Excerpt
SUMMARY: By age 36, neurosurgeon Paul Kalanithi had earned five degrees across various fields and was at the end of a residency at Stanford. Then he was diagnosed with lung cancer, a disease that killed him 22 months later. Facing death, he wrote “When Breath Becomes Air,” a memoir of his search for meaning in his last days. His widow, Lucy Kalanithi, joins Jeffrey Brown to discuss the book.
JUDY WOODRUFF(NewsHour): What makes a life worth living? What gives it meaning? And how does that change when the time one has left collapses? These are some of the profound questions taken up in a new memoir by a doctor who suddenly faced his own mortality.
Jeffrey Brown has our newest addition to the "NewsHour Bookshelf."
JEFFREY BROWN (NewsHour): As a neurosurgeon, Paul Kalanithi was used to dealing with life-and-death issues. He was, by his own account, a driven man who studied literature and philosophy before turning to medicine, earning five degrees along the way.

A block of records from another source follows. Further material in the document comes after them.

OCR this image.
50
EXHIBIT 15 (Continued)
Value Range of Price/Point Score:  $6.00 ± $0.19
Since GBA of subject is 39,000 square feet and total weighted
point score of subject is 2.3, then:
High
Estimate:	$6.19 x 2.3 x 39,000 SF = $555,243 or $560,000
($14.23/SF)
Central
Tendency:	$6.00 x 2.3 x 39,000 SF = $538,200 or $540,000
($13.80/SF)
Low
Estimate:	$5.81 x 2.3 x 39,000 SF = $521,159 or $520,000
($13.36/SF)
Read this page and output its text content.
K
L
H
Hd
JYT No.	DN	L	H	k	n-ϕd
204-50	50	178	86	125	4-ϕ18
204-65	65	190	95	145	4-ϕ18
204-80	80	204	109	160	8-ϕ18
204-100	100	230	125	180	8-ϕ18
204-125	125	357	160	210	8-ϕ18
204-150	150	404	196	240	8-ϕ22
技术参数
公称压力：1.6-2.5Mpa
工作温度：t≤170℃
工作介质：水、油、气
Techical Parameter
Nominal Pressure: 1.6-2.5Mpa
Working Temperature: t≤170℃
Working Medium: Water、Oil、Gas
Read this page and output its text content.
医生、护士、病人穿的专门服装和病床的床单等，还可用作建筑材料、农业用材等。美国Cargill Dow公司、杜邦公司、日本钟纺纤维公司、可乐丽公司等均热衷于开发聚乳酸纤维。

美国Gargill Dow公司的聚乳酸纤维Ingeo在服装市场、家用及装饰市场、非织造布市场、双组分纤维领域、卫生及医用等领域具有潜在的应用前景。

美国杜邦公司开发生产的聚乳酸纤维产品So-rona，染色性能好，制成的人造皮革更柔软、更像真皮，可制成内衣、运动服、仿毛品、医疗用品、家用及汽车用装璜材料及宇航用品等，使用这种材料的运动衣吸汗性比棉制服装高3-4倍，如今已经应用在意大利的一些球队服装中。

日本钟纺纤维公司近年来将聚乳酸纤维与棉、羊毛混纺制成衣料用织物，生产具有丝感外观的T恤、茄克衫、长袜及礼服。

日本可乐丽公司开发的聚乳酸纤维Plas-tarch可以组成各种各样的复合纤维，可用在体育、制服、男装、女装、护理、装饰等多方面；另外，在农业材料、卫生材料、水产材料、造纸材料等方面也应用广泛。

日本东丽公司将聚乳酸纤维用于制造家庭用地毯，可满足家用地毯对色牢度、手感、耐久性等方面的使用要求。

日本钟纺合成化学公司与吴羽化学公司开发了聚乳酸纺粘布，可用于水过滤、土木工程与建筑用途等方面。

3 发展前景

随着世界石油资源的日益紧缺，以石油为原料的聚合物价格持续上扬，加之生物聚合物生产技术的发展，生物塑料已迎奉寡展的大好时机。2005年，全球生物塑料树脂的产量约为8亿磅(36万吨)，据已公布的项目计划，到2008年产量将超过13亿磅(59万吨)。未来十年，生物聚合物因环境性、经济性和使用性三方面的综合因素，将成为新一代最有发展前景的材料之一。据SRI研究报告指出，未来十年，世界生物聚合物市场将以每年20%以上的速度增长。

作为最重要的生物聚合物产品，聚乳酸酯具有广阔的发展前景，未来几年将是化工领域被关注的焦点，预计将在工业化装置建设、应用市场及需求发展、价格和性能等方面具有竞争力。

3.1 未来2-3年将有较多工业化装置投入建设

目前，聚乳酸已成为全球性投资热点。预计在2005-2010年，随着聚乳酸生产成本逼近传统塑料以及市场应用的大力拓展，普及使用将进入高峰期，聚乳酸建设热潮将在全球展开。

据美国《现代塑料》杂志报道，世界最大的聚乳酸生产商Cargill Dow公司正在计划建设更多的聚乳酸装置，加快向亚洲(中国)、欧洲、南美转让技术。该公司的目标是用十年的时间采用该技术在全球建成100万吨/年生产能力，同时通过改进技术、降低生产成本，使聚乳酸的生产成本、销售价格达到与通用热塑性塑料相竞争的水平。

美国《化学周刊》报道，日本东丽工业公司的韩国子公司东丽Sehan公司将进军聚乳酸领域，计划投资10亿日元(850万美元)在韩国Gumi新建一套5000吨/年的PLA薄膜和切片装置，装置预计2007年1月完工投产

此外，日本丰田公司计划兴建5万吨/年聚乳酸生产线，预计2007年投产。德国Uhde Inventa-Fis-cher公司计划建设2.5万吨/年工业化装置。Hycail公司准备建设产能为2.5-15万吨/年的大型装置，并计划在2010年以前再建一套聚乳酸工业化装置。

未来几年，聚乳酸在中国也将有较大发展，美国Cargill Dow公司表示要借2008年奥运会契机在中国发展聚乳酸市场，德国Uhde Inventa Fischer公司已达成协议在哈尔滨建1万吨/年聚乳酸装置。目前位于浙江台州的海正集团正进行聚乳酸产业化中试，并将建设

He was near completion of a rigorous residency at Stanford when, at age 36, he got a diagnosis of lung cancer.
DR. PAUL KALANITHI, Author, “When Breath Becomes Air”: Five years down the line, I don’t know what I will be doing. I may be dead. I may not be.
JEFFREY BROWN: He would live just 22 months more, and in that time have a child with his wife, Lucy, and write an indelible memoir, “When Breath Becomes Air.”